I'm a Star???? (Or my colon is)

[Bobbie]

http://issuu.com/enhancemagazine/docs/e ... ayout=grey

Months ago, a free-lance writer in KC contacted the site, and Lauren referred her to me. She interviewed me by phone several times & Emailed me several times. She promised she would send me a copy of the article. She didn't. Today, I had an ENT appointment & the doc.'s nurse mentioned the article. I called the writer. She gave me the name of the magazine & promised she would send me a hard copy of the article.

Click on the Feb./March issue. It's view 32-35 & shows a pix. of a water faucet. It's difficult to read, but read the last paragraph. It "sums" it all up.

[trob25]

Way to go getting a big write up like that!

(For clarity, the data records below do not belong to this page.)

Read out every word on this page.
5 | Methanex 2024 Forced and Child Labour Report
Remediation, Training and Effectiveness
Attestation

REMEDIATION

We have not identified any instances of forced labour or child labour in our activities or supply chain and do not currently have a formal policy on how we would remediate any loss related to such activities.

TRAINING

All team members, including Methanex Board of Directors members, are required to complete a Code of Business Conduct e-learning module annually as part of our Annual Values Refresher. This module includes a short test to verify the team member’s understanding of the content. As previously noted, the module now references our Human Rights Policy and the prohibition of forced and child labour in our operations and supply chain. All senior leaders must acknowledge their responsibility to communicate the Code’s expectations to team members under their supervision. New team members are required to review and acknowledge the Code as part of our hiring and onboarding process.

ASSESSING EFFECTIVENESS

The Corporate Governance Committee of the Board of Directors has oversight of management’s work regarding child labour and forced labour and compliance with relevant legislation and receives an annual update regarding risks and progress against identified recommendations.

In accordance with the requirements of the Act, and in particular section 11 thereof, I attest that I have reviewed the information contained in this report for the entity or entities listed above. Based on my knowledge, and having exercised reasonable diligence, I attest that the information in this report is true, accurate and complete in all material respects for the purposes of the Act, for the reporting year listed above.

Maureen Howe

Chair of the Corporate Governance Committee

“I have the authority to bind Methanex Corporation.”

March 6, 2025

I read the whole thing, it's well done and nice to see she interviewed you. I'm so glad the reporter placed your quote about the mental strain it causes and how only those who have had it can really understand it.

Nice press Bobbie and we certainly need it!

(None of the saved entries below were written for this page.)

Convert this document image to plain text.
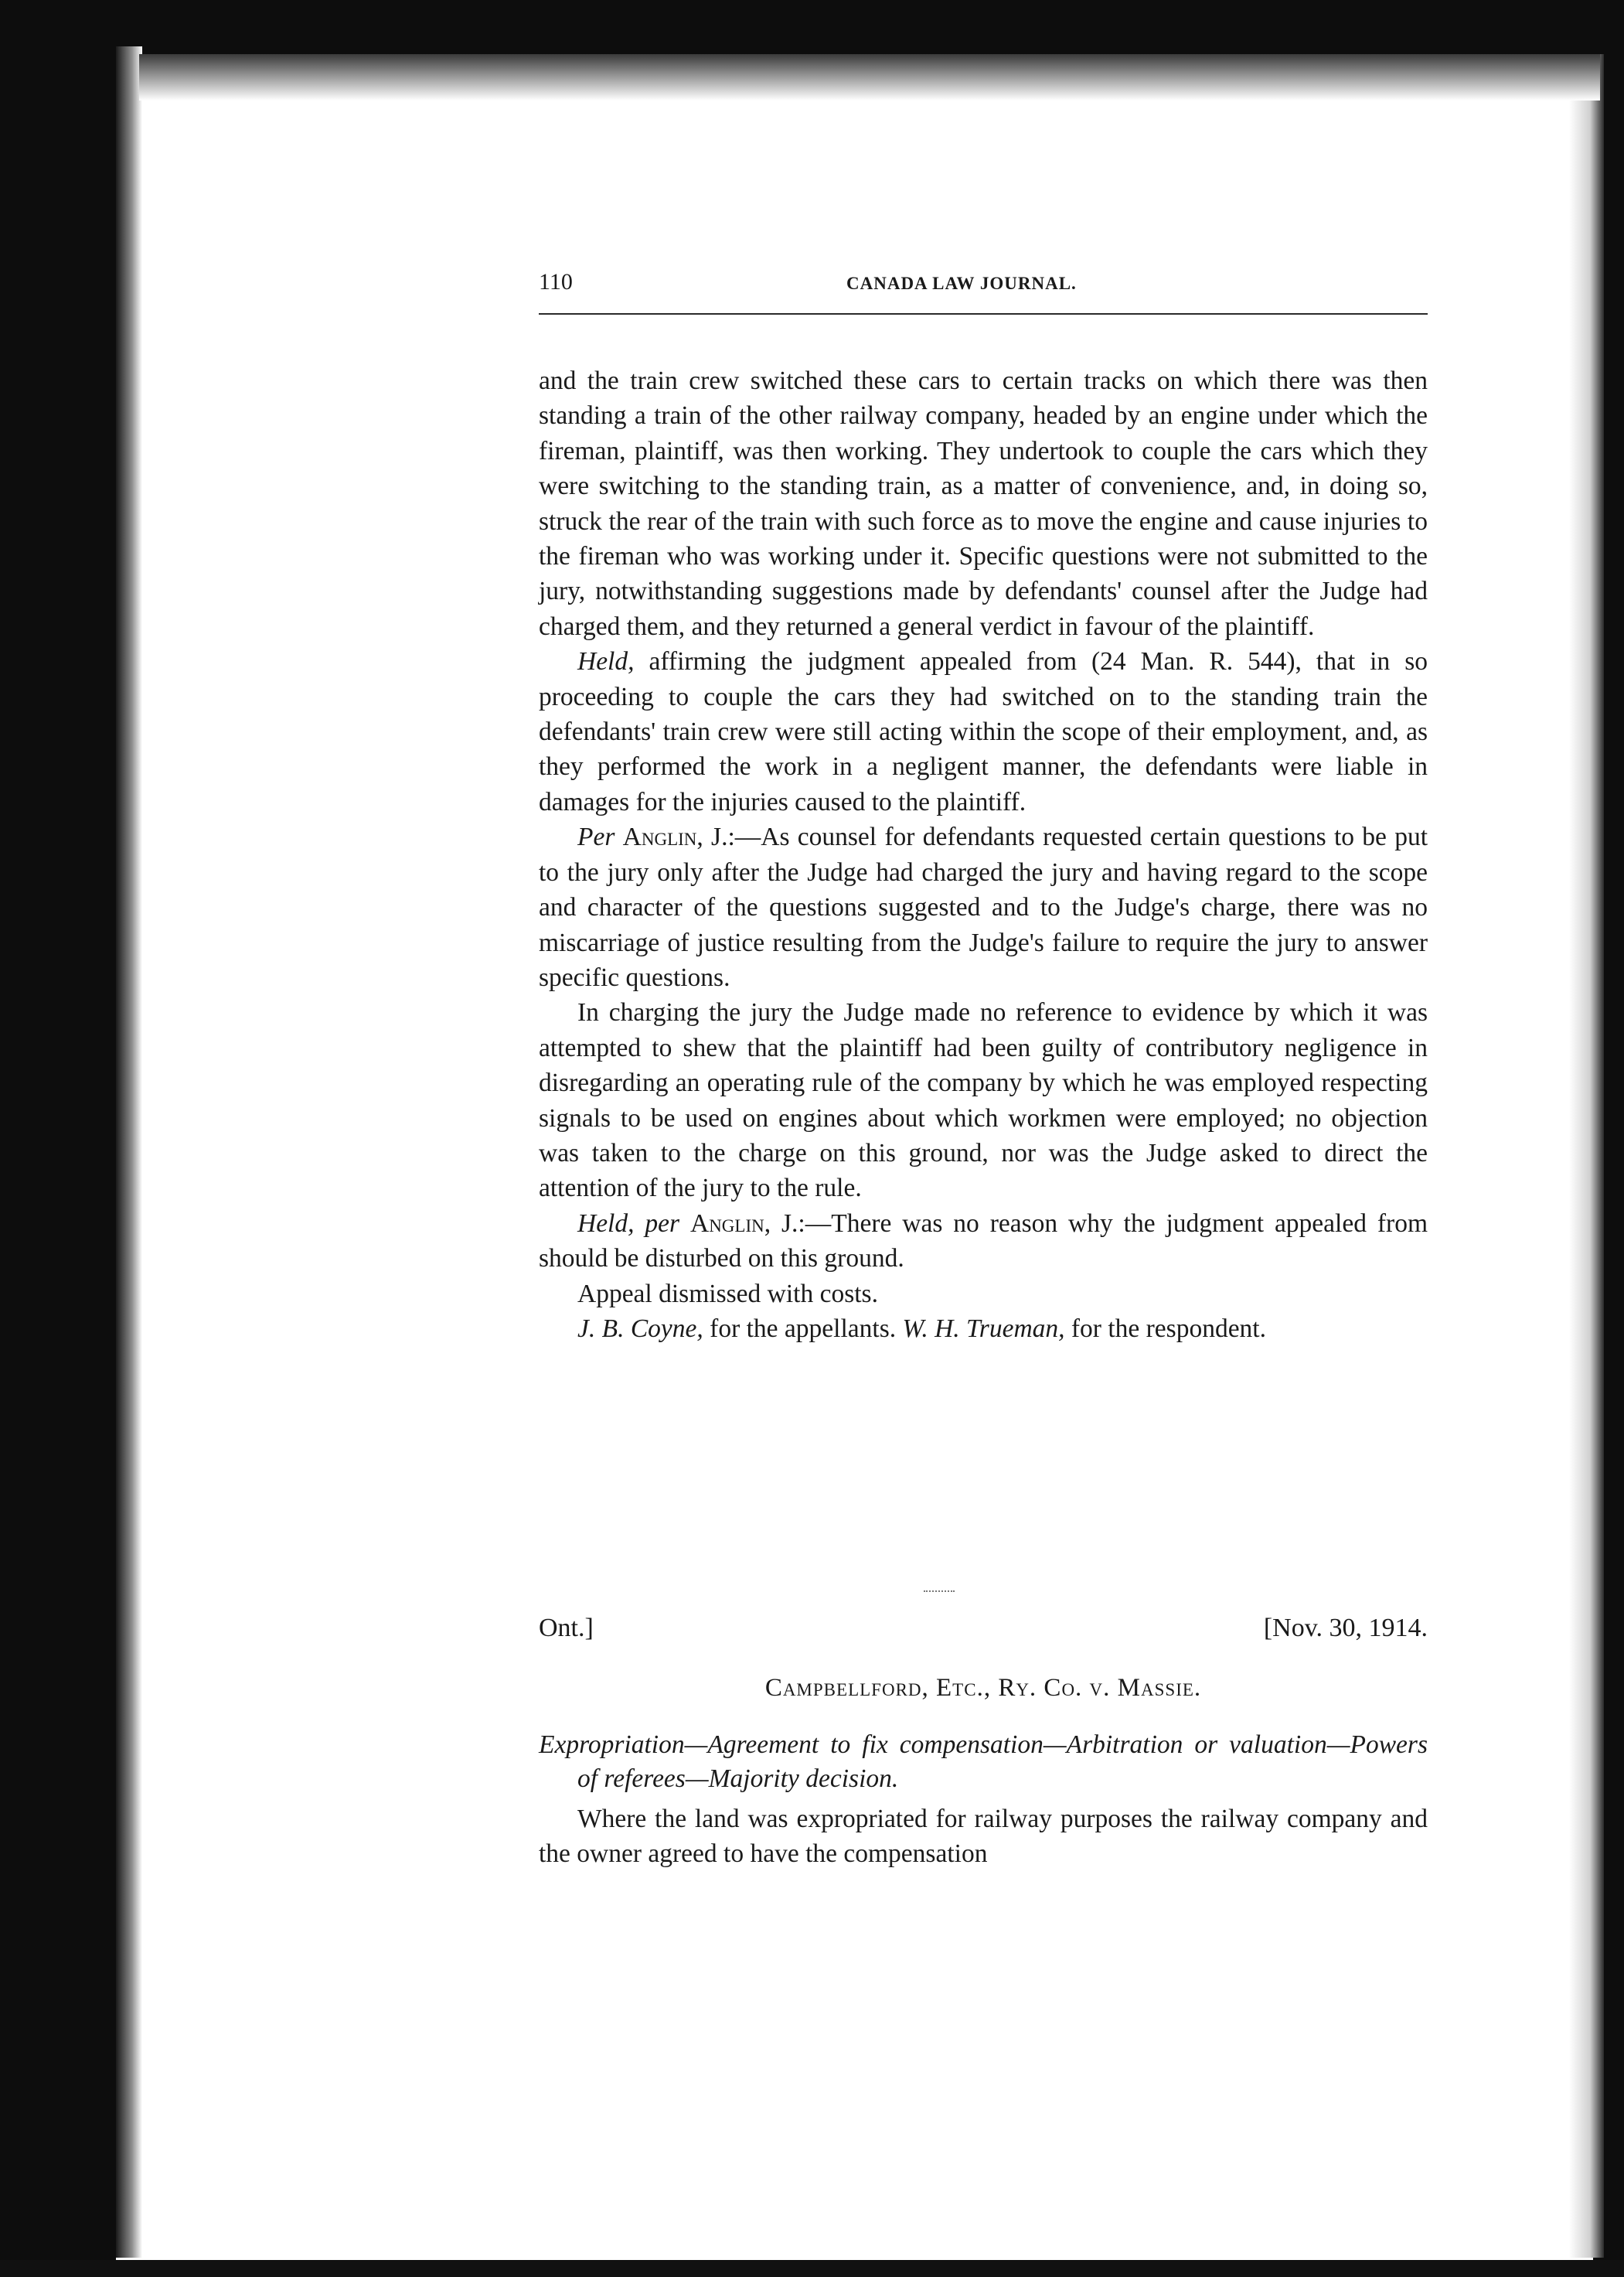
110	CANADA LAW JOURNAL.

and the train crew switched these cars to certain tracks on which there was then standing a train of the other railway company, headed by an engine under which the fireman, plaintiff, was then working. They undertook to couple the cars which they were switching to the standing train, as a matter of convenience, and, in doing so, struck the rear of the train with such force as to move the engine and cause injuries to the fireman who was working under it. Specific questions were not submitted to the jury, notwithstanding suggestions made by defendants' counsel after the Judge had charged them, and they returned a general verdict in favour of the plaintiff.

Held, affirming the judgment appealed from (24 Man. R. 544), that in so proceeding to couple the cars they had switched on to the standing train the defendants' train crew were still acting within the scope of their employment, and, as they performed the work in a negligent manner, the defendants were liable in damages for the injuries caused to the plaintiff.

Per Anglin, J.:—As counsel for defendants requested certain questions to be put to the jury only after the Judge had charged the jury and having regard to the scope and character of the questions suggested and to the Judge's charge, there was no miscarriage of justice resulting from the Judge's failure to require the jury to answer specific questions.

In charging the jury the Judge made no reference to evidence by which it was attempted to shew that the plaintiff had been guilty of contributory negligence in disregarding an operating rule of the company by which he was employed respecting signals to be used on engines about which workmen were employed; no objection was taken to the charge on this ground, nor was the Judge asked to direct the attention of the jury to the rule.

Held, per Anglin, J.:—There was no reason why the judgment appealed from should be disturbed on this ground.

Appeal dismissed with costs.

J. B. Coyne, for the appellants. W. H. Trueman, for the respondent.

Ont.]	[Nov. 30, 1914.
Campbellford, Etc., Ry. Co. v. Massie.

Expropriation—Agreement to fix compensation—Arbitration or valuation—Powers of referees—Majority decision.

Where the land was expropriated for railway purposes the railway company and the owner agreed to have the compensation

I worked as a reporter myself for two years, back then I only had the Lyme to deal with when I was there and did several stories about it as a result. If I had then had C-Diff, you bet I would have covered it in some fashion. But alas, I had already changed jobs when I was struck with the diff.

[Bobbie]

Thx., Trob.
The reporter misquoted some info. but, in general, she did a good job.

It's so nice to be famous -- even if for only a day -- altho. evidently that day was back in Feb./March. I'm not going to send the hyperlink to friends, however, or include it in my Xmas cards!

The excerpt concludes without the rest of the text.